Volunteers set out to count affluent Brentwood’s homeless
The party was in full swing at the gleaming Cabo Cantina bar in Brentwood when Arya Hadidi spotted a woman pulling a laundry cart stuffed with cardboard and blankets across the street.
“There you go, we got one,” said the 17-year-old student. “Mark it up, Mom.”
Arya was part of a brigade of more than 4,000 volunteers who spread across the county over three days last week looking for tents and shopping carts during the county’s biennial homeless count.
He had no trouble grasping the essential sadness of the situation. “It’s tragic,” he said.
But growing up in affluent Brentwood, he was accustomed to seeing homeless people. When his anthropology teacher offered extra credit for joining the count, Arya headed for the Barrington Recreation Center to volunteer for Brentwood’s first-ever homeless tally, with his mother riding shotgun.
“I know where they’d be,” he said later. “If I was a homeless person, I’d go to rich neighborhoods too.”
The count, conducted by the Los Angeles Homeless Services Authority, provides a snapshot of how many people are homeless at a particular point in time. Some who live in shelters are added to the tally. A follow-up survey will gather more detailed information about the homeless population, such as age, gender and military background.
The county must perform the count to receive federal funding for homeless programs. Although the tally does not directly affect the size of the federal allocations, it influences policy and helps outreach workers, officials said.
“How are we going to get services to people in the Palisades if we don’t even know they’re there?” county Supervisor Sheila Kuehl said of Pacific Palisades, which also had its first count this year.
Community members are encouraged to run their own counts, which is how Michelle Bisnoff, a Brentwood resident and community volunteer, ended up handing out clipboards and tally sheets to more than 30 volunteers Wednesday night.
Arya, who said he’s spending his senior year of high school attending community college to improve his grades so he can go to a top university and become an investment banker, was one of the youngest volunteers.
Volunteers received training in how to spot homeless people, including a list of telltale characteristics — “weathered skin,” “poor hygiene,” “lots of stuff.” This being Los Angeles, the count was conducted on wheels.
The Hadidis’ drive took them past people walking their dogs, heading to yoga, or working out in glass storefronts on elliptical machines. A few men with heavily lined faces and bulky duffel bags crossed paths with people out on the town.
Volunteers were cautioned not to try to boost their statistics. But the hunt was on, and soon Arya was wheeling back around the Baskin-Robbins ice cream store, near where he saw the woman with the laundry cart, hoping for another sighting.
“This seems promising. Two shopping carts,” he said. On a vacant lot next to the ice cream shop, someone was lying on a bare mattress.

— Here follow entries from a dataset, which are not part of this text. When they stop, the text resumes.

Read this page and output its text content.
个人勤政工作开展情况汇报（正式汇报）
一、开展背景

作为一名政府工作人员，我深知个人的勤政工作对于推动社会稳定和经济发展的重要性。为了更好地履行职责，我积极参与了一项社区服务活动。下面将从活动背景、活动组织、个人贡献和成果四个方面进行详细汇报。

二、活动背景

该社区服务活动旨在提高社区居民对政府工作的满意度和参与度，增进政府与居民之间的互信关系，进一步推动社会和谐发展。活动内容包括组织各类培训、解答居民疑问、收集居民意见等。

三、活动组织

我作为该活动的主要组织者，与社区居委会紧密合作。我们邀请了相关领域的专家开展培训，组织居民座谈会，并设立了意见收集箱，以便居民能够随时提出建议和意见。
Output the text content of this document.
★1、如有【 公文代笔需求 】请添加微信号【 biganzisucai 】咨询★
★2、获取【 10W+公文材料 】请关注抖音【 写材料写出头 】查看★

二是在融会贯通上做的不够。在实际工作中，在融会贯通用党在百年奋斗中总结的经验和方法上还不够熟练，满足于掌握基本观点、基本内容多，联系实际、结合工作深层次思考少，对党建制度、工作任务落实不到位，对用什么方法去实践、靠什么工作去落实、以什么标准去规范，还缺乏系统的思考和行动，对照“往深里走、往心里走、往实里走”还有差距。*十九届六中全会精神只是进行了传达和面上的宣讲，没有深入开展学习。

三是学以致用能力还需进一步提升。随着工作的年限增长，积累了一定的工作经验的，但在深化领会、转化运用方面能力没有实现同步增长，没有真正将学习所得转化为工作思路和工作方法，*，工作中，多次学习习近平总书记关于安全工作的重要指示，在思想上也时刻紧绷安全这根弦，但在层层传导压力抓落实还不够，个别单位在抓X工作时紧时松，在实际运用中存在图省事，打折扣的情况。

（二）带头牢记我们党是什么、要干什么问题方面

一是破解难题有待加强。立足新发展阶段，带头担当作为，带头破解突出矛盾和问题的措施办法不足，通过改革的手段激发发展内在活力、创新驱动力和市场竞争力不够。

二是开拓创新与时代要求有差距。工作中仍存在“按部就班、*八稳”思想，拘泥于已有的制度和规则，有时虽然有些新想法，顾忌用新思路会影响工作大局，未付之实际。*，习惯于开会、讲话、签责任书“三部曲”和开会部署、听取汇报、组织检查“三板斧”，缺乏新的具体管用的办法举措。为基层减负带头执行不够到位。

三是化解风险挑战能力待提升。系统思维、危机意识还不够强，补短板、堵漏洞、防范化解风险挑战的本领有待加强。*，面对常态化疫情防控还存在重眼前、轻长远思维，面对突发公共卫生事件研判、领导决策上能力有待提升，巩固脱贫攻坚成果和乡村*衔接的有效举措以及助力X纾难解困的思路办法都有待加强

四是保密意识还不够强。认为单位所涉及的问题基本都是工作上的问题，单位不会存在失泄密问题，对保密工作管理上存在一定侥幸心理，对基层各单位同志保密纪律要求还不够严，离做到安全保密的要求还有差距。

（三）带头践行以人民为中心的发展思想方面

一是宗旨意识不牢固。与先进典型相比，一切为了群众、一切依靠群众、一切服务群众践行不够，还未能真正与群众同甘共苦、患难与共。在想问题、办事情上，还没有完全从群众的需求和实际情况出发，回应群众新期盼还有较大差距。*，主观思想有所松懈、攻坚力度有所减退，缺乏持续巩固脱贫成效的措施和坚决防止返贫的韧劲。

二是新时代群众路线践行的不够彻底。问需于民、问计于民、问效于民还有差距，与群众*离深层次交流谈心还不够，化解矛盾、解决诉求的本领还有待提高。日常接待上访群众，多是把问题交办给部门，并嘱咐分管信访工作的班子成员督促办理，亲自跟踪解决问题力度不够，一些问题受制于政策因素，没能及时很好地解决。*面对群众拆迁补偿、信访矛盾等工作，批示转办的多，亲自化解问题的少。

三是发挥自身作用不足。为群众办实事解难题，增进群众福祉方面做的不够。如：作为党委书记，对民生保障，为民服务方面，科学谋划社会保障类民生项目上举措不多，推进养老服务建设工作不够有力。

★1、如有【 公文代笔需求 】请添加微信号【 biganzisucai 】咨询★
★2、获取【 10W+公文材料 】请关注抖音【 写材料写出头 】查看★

Across the lot, a homeless man pushing a wheelchair stopped and fumbled with something.
“He’s eating a burrito,” Arya said, then corrected himself. “No it’s [an ice cream] drumstick.”

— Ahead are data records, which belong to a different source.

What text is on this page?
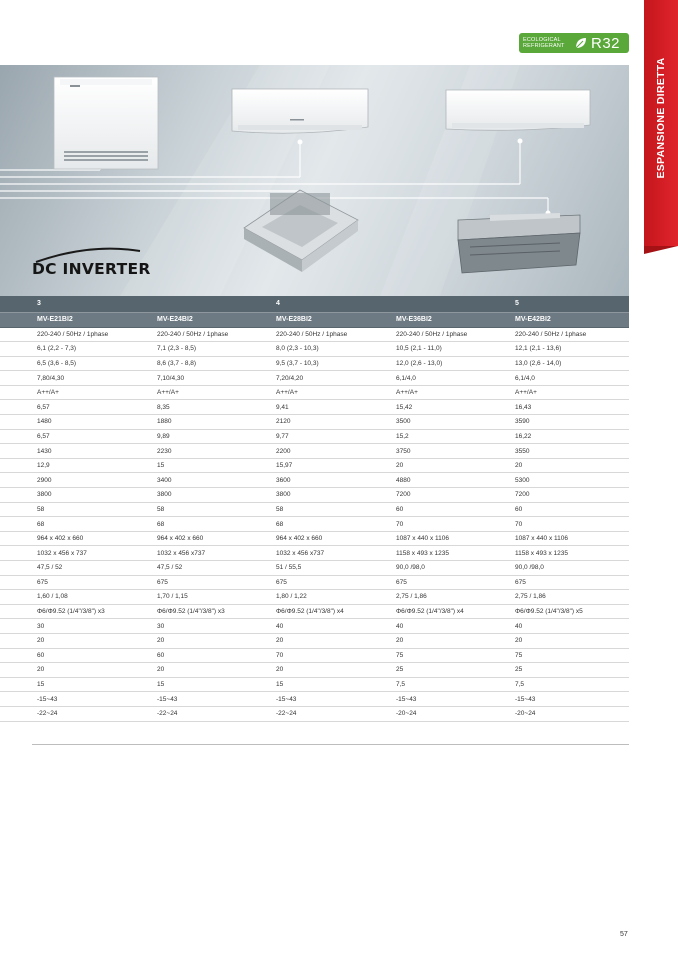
ECOLOGICAL
REFRIGERANT	R32
ESPANSIONE DIRETTA
DC INVERTER
3		4		5
MV-E21BI2	MV-E24BI2	MV-E28BI2	MV-E36BI2	MV-E42BI2
220-240 / 50Hz / 1phase	220-240 / 50Hz / 1phase	220-240 / 50Hz / 1phase	220-240 / 50Hz / 1phase	220-240 / 50Hz / 1phase
6,1 (2,2 - 7,3)	7,1 (2,3 - 8,5)	8,0 (2,3 - 10,3)	10,5 (2,1 - 11,0)	12,1 (2,1 - 13,6)
6,5 (3,6 - 8,5)	8,6 (3,7 - 8,8)	9,5 (3,7 - 10,3)	12,0 (2,6 - 13,0)	13,0 (2,6 - 14,0)
7,80/4,30	7,10/4,30	7,20/4,20	6,1/4,0	6,1/4,0
A++/A+	A++/A+	A++/A+	A++/A+	A++/A+
6,57	8,35	9,41	15,42	16,43
1480	1880	2120	3500	3590
6,57	9,89	9,77	15,2	16,22
1430	2230	2200	3750	3550
12,9	15	15,97	20	20
2900	3400	3600	4880	5300
3800	3800	3800	7200	7200
58	58	58	60	60
68	68	68	70	70
964 x 402 x 660	964 x 402 x 660	964 x 402 x 660	1087 x 440 x 1106	1087 x 440 x 1106
1032 x 456 x 737	1032 x 456 x737	1032 x 456 x737	1158 x 493 x 1235	1158 x 493 x 1235
47,5 / 52	47,5 / 52	51 / 55,5	90,0 /98,0	90,0 /98,0
675	675	675	675	675
1,60 / 1,08	1,70 / 1,15	1,80 / 1,22	2,75 / 1,86	2,75 / 1,86
Φ6/Φ9.52 (1/4"/3/8") x3	Φ6/Φ9.52 (1/4"/3/8") x3	Φ6/Φ9.52 (1/4"/3/8") x4	Φ6/Φ9.52 (1/4"/3/8") x4	Φ6/Φ9.52 (1/4"/3/8") x5
30	30	40	40	40
20	20	20	20	20
60	60	70	75	75
20	20	20	25	25
15	15	15	7,5	7,5
-15~43	-15~43	-15~43	-15~43	-15~43
-22~24	-22~24	-22~24	-20~24	-20~24
57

Arya’s mother, Nisrin Hadidi, an Iranian immigrant, occasionally admonished him in Farsi about his driving.
“In my country, if there’s some homeless, the neighbors bring out food,” Hadidi, 53, said in English. “Here, I’m scared.”

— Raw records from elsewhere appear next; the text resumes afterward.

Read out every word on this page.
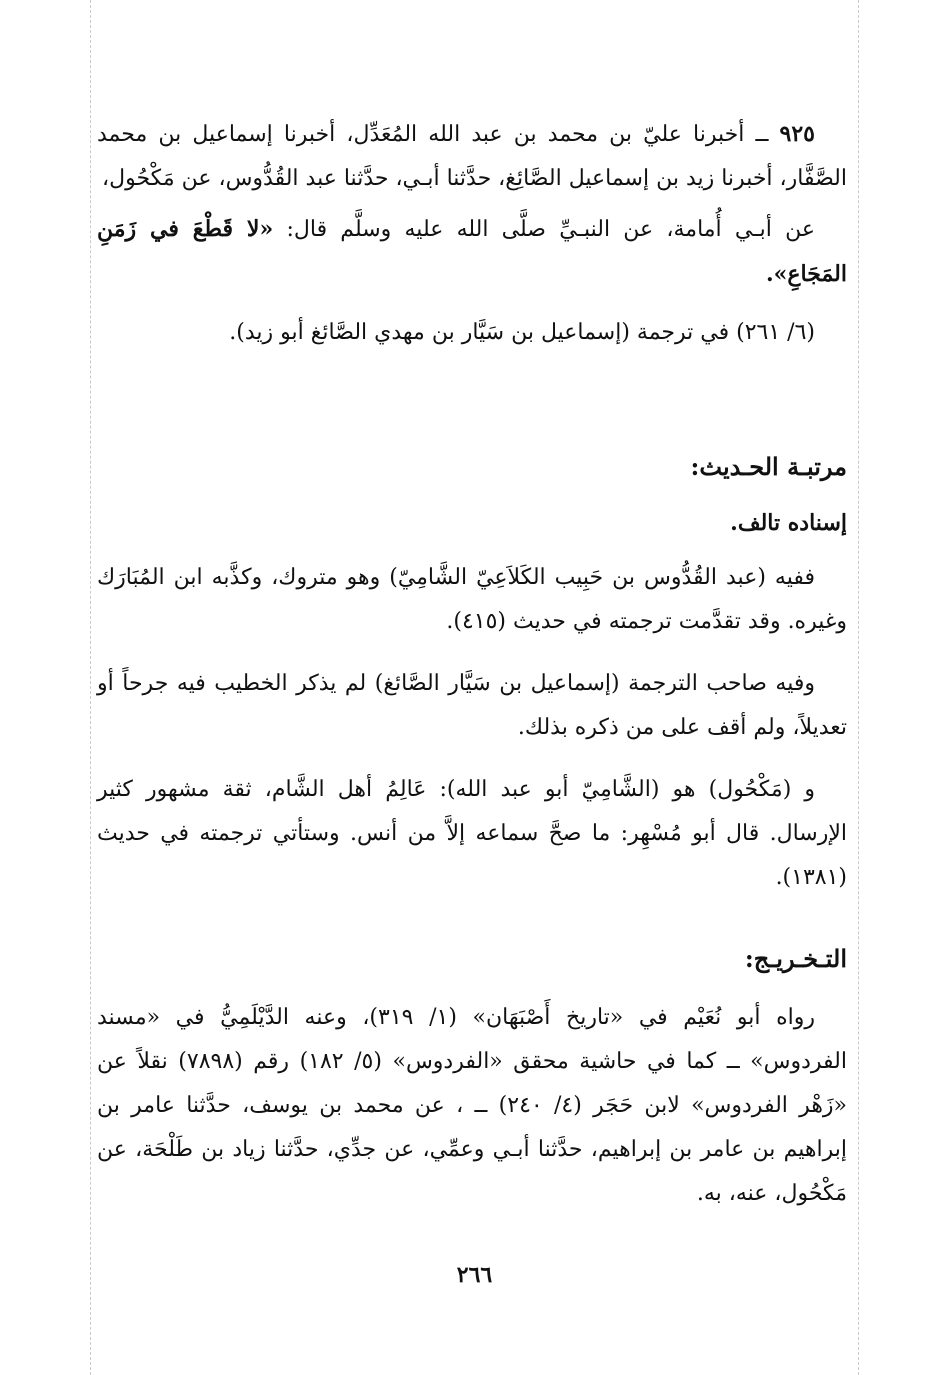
٩٢٥ ــ أخبرنا عليّ بن محمد بن عبد الله المُعَدِّل، أخبرنا إسماعيل بن محمد الصَّفَّار، أخبرنا زيد بن إسماعيل الصَّائِغ، حدَّثنا أبـي، حدَّثنا عبد القُدُّوس، عن مَكْحُول،

عن أبـي أُمامة، عن النبـيِّ صلَّى الله عليه وسلَّم قال: «لا قَطْعَ في زَمَنِ المَجَاعِ».

(٦/ ٢٦١) في ترجمة (إسماعيل بن سَيَّار بن مهدي الصَّائغ أبو زيد).

مرتبـة الحـديث:
إسناده تالف.

ففيه (عبد القُدُّوس بن حَبِيب الكَلاَعِيّ الشَّامِيّ) وهو متروك، وكذَّبه ابن المُبَارَك وغيره. وقد تقدَّمت ترجمته في حديث (٤١٥).

وفيه صاحب الترجمة (إسماعيل بن سَيَّار الصَّائغ) لم يذكر الخطيب فيه جرحاً أو تعديلاً، ولم أقف على من ذكره بذلك.

و (مَكْحُول) هو (الشَّامِيّ أبو عبد الله): عَالِمُ أهل الشَّام، ثقة مشهور كثير الإرسال. قال أبو مُسْهِر: ما صحَّ سماعه إلاَّ من أنس. وستأتي ترجمته في حديث (١٣٨١).

التـخـريـج:

رواه أبو نُعَيْم في «تاريخ أَصْبَهَان» (١/ ٣١٩)، وعنه الدَّيْلَمِيُّ في «مسند الفردوس» ــ كما في حاشية محقق «الفردوس» (٥/ ١٨٢) رقم (٧٨٩٨) نقلاً عن «زَهْر الفردوس» لابن حَجَر (٤/ ٢٤٠) ــ ، عن محمد بن يوسف، حدَّثنا عامر بن إبراهيم بن عامر بن إبراهيم، حدَّثنا أبـي وعمِّي، عن جدِّي، حدَّثنا زياد بن طَلْحَة، عن مَكْحُول، عنه، به.

٢٦٦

On San Vicente Boulevard, a lone sleeping bag with someone inside was splayed out under an awning. “I used to buy shoes here when I was little,” Arya said.
Circling back and down an alley, they found the man with the drumstick now sitting in the wheelchair, glowering from the back corner of a carport.
The Hadidis reported 17 homeless people. Brentwood’s unofficial total was 70.
“Almost twice as many as I thought,” Bisnoff said. She attributed the high count to Brentwood’s proximity to freeways and hospitals — including the Veterans Affairs Department’s West Los Angeles Medical Center — and church feedings, not to its wealth.
“I pay a fortune in taxes, it’s shocking to me anyone could go hungry,” she said.
Bisnoff said the community wanted to help its homeless residents, particularly the veterans. Hundreds of people turned out for the recent funeral of a homeless poet who hung out for years by a local grocery store, she said.
“My Girl Scout troop was there singing; people were teary-eyed,” she said. “There’s a failure somewhere in the system.”